1Q17 in line but weak
- Even before competition sets in, this is already M1’s sixth consecutive quarter of weaker earnings. 1Q17 net profit fell 15% YoY to SGD36.3m.
- Excluding a SGD2.4m gain from fixed asset disposal, net profit fell 20% YoY to SGD34m or 24% of our full-year forecast.
- Mobile revenue fell 3.6% YoY as M1 sacrificed ARPUs for subscriber gains.
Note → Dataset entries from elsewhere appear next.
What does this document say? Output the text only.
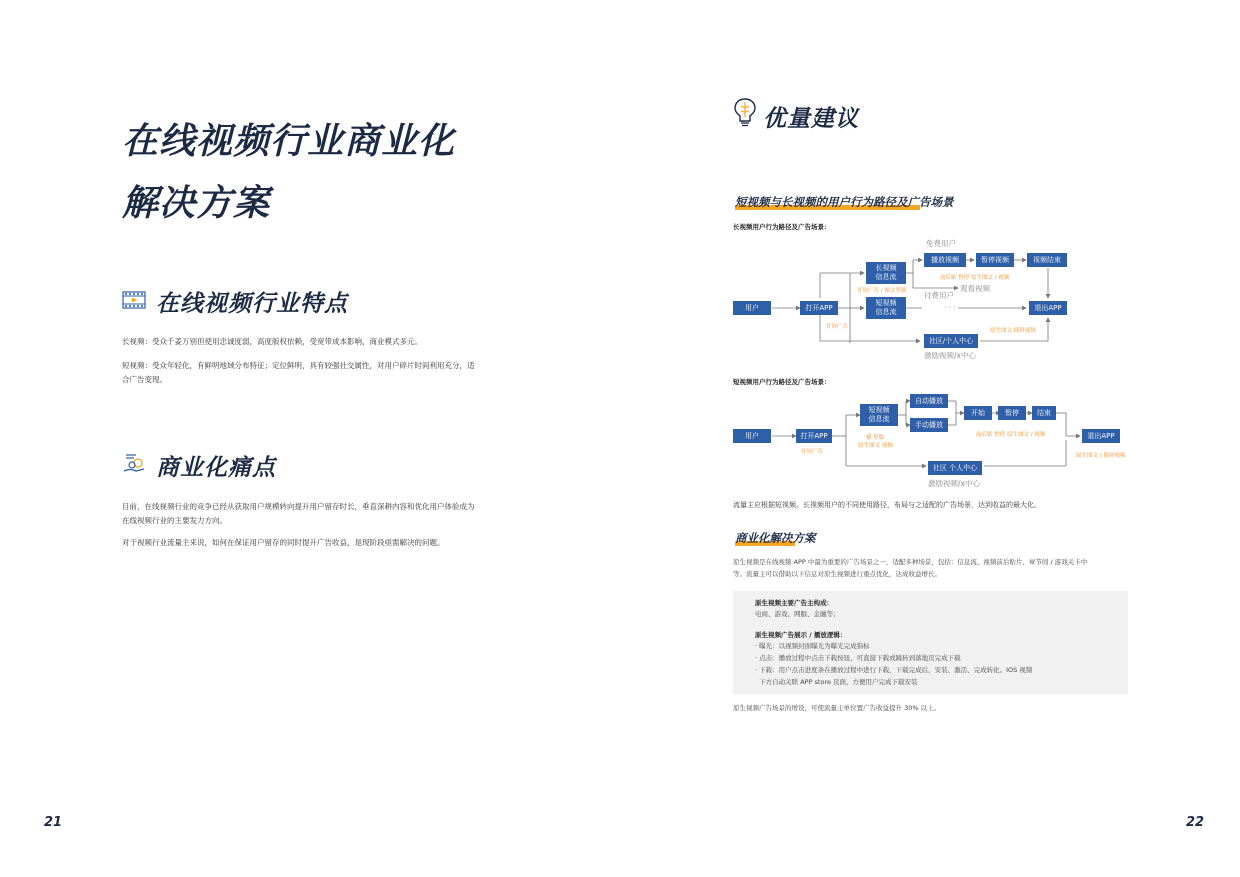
在线视频行业商业化
解决方案
在线视频行业特点
长视频：受众千姜万别但使用忠诚度弱，高度版权依赖，受宽带成本影响，商业模式多元。
短视频：受众年轻化，有鲜明地域分布特征；定位鲜明，具有较强社交属性，对用户碎片时间利用充分，适
合广告变现。
商业化痛点
目前，在线视频行业的竞争已经从获取用户规模转向提升用户留存时长，垂直深耕内容和优化用户体验成为
在线视频行业的主要发力方向。
对于视频行业流量主来说，如何在保证用户留存的同时提升广告收益，是现阶段亟需解决的问题。
21
优量建议
短视频与长视频的用户行为路径及广告场景
长视频用户行为路径及广告场景：
免费用户
播放视频	暂停视频	视频结束
前后贴 暂停 原生图文 / 视频
观看视频
长视频
信息流
开屏广告 / 图文竖频 付费用户
用户	打开APP
短视频
信息流	· · ·	退出APP
开屏广告
原生图文 插屏视频
社区/个人中心
激励视频/x中心
短视频用户行为路径及广告场景：
自动播放
短视频
信息流
开始	暂停	结束
手动播放
前后贴 暂停 原生图文 / 视频
用户	打开APP	横 竖版
原生图文 视频
退出APP
开屏广告
原生图文 / 插屏视频
社区 个人中心
激励视频/x中心
流量主应根据短视频、长视频用户的不同使用路径，布局与之适配的广告场景，达到收益的最大化。
商业化解决方案
原生视频是在线视频 APP 中最为重要的广告场景之一，适配多种场景，包括：信息流、视频前后贴片、章节间 / 游戏关卡中
等。流量主可以借助以下信息对原生视频进行重点优化，达成收益增长。
原生视频主要广告主构成：
电商、游戏、网服、金融等；
原生视频广告展示 / 播放逻辑：
· 曝光：以视频封面曝光为曝光完成指标
· 点击：播放过程中点击下载按钮，可直接下载或跳转到落地页完成下载
· 下载：用户点击进度条在播放过程中进行下载，下载完成后，安装、激活、完成转化。IOS 视频
下方自动关联 APP store 页面，方便用户完成下载安装
原生视频广告场景的增设，可使流量主单位置广告收益提升 30% 以上。
22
- EBITDA margin, below 40% for three quarters now, rose QoQ but still has to contend with two big handset launches this year (Samsung S8 last month, iPhone 8 in Sep).
Circumspect on guidance
- M1 did not guide on full-year profits.
- Also, its 80% dividend payout is valid for FY17 only, not surprisingly as it will only need to pay SGD20m for spectrum this year while another SGD188m will come due after FY17. We have assumed a 50/50 split in FY18/19.
- Management would also not commit on the maximum gearing it is comfortable with. We are assuming 2x net debt/EBITDA but that still implies it will need to lower FY18/19 dividend payouts to 50% to keep gearing below that.
Ownership changes the wild card
- All three of M1’s major shareholders are conducting strategic reviews of their stakes.
- In our view, the process will be hampered by the imminent shakeup of the industry, which is well-known by now, and the sale value will have to reflect the challenges ahead. The possibility of a wild card emerging is always possible, but our current position would be to sell the stock into any strength.
- Formulation of ways to differentiate itself permanently, easing marginalisation concerns.
- Major shareholders’ strategic reviews lead to a positive change in ownership profile.
- Unable to maintain 80% payouts if it needs to pay more for spectrum or network investments.
- Subscriber churns rise as users decide they need more than mobile and broadband.